中国海軍増強と我が国の対応

元統幕議長 杉山 蕃

海上動態監視網の強化を
長距離対艦誘導弾の開発急務

杉山 蕃

元統幕議長 杉山 蕃

 9月1日、米国防総省は、「中国の軍事および安全保障の進展に関する報告書」を発表した。数々の興味ある内容であるが、今回は中国海軍の増強についてコメントしたい。

艦艇数で米海軍を凌駕

 本報告書の中で、米国は中国海軍が戦闘艦艇350隻を保有する世界最大の海軍となり、293隻にとどまっている米海軍を凌駕(りょうが)しているとしている。内容的には空母を中核とする外洋での海上航空打撃力を重視する米海軍は、個艦当たりのトン数が大きく、総量では中国海軍に勝る。他方、中国は、巡洋艦、駆逐艦、強襲揚陸艦といった中型艦が多いが、搭載火力は得意の長距離誘導弾を中核に、対艦能力に優れているといわれる。

 中国海軍は本格的近代化に着手して約25年、旧ソ連からのソブレメンヌイ級巡洋艦、キロ級潜水艦、そして話題のワリャーグ航空母艦廃材を基に、着実にその力を発展させてきた。そして当面の目標は、建国100周年に当たる2049年には「中華民族の偉大な復興」を達成し、「国際秩序を改める政治的社会的近代化を行う」ことを標榜(ひょうぼう)する。もちろん目標達成の最大の後背力は軍事力であり、グローバルな視野から海軍力が特に重要と考えているようである。

 海軍力の一部と言える海外拠点の構築にも積極的である。アフリカ西岸の要点ジブチに拠点を確保したほか、一帯一路の美名の下、巨大債務を抱えさせ、返済不能となったスリランカから南部の要所ハンバントタ港の管理権を99年間獲得し、世界中の非難を浴びている。また、地球上の楽園地帯と目されていた南太平洋バヌアツ、ソロモンに拠点を設ける意図が明白となりつつある。まさにグローバルな海軍力構築が着実に進みつつあると認めざるを得ない。

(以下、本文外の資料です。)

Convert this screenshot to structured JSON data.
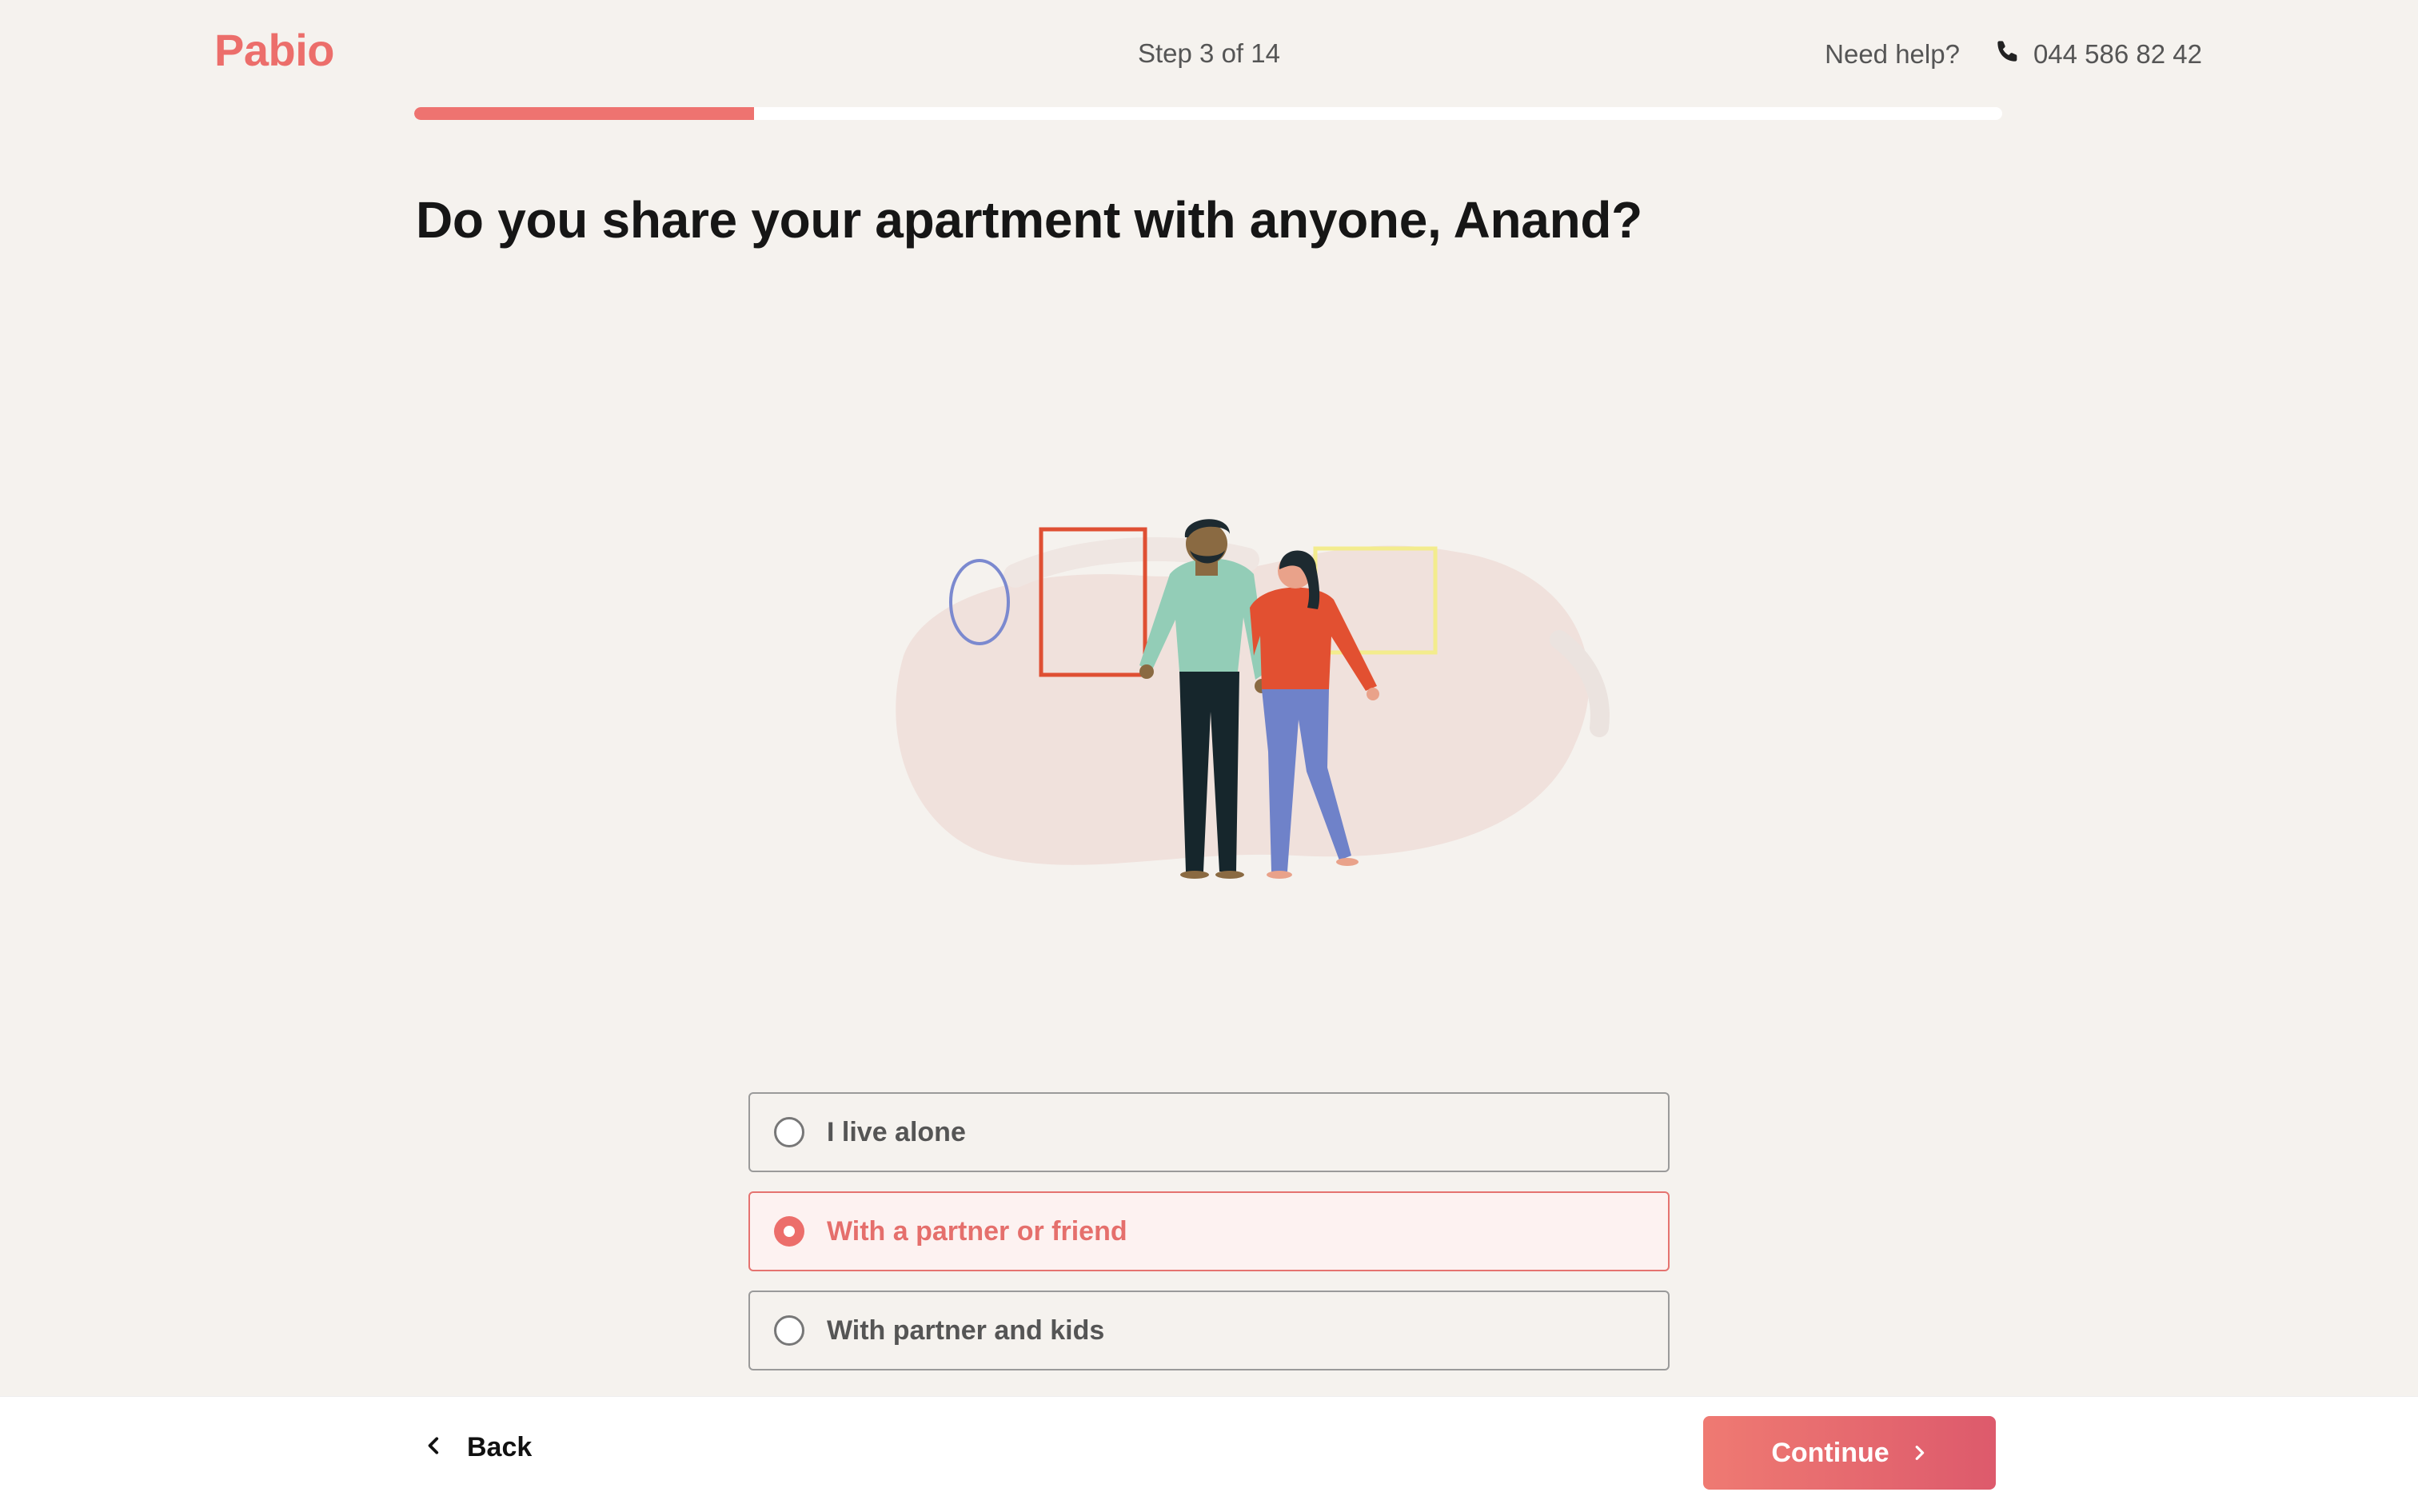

 対する米海軍はトランプ大統領の「偉大な米国を再び」の方針の下、選挙公約でもある戦闘艦350隻体制を目標に増強路線にあるが、テンポは捗々(はかばか)しくない。

 中国海軍の規模の進展の面からはこのような趨勢(すうせい)にあるが、質的な面からはまだ造成途上の感が否めない。特に空母に代表される海上航空の面では、まだ米海軍と比肩できるレベルではない。しかし、旧態依然とした25年前からの発展を見る場合、さらに30年後の姿は、米国防報告が懸念しているように、国際秩序に大きく影響するレベルに達するであろうことは予想しなければならない。

 このような情勢に、我が国が今後いかに対応していくかは、慎重かつ深甚な議論・検討を要するところであるが、その方向について一案を提示したい。まず重視すべきは、海上動態の掌握能力の確立である。我が国周辺の広大な領海・排他的経済水域(EEZ)および接続海域における艦艇動態を、宇宙・空中・地上・海上・水中を拠点とする各種センサーにより、確実に掌握することは、全ての対応の基本である。もちろん我が国は日米同盟の下、国際海峡・緊要水峡を中心に有効な動態監視網を構成しているが、外洋の多方面からのアプローチに対して今後その必要性が加重されていくことを考慮し、改めて重厚な動態監視システムを構築していく努力がまず必要である。

 第二点は、長距離対艦誘導弾の開発整備である。海上艦艇の弱みは、その脆弱(ぜいじゃく)性にある。全く遮蔽物の無い海上で、経空脅威から防御するのは困難と言ってよい。特に誘導兵器の発達した現今、その傾向は強まっている。我が国の防衛は、海外に覇権を求めて外征するものではなく、領域の安全が目指すところである。従って領域の陸海空のベクトルから、多様な攻撃手段で、艦艇を攻撃できる能力を持てば、有効かつ強靭(きょうじん)な経海脅威への対応力となる。

 現在の自衛隊は、着上陸脅威、離島防衛といった観点から射程の短い対艦誘導弾を陸海空それぞれに保有しているが、距岸300マイル、500マイルといった外洋からの攻撃には手が届かないのが実情であり、射程延伸、高度な誘導システムにグレードアップする必要がある。

功績大きい安倍前政権

 安倍前政権は、日米同盟の深化、国家安全保障戦略、平和安全法制等防衛体制の堅確化に成果を上げたほか、懸案の防衛力整備についても、対弾道弾防衛、「いずも改修」、新戦闘機体系等さまざまな決断で中期的な方向を定めその功績は極めて大きい。続く政権にあっては、長期的な展望に立って、特に隣国海軍の強力化に対応する基本姿勢を確立してほしいものである。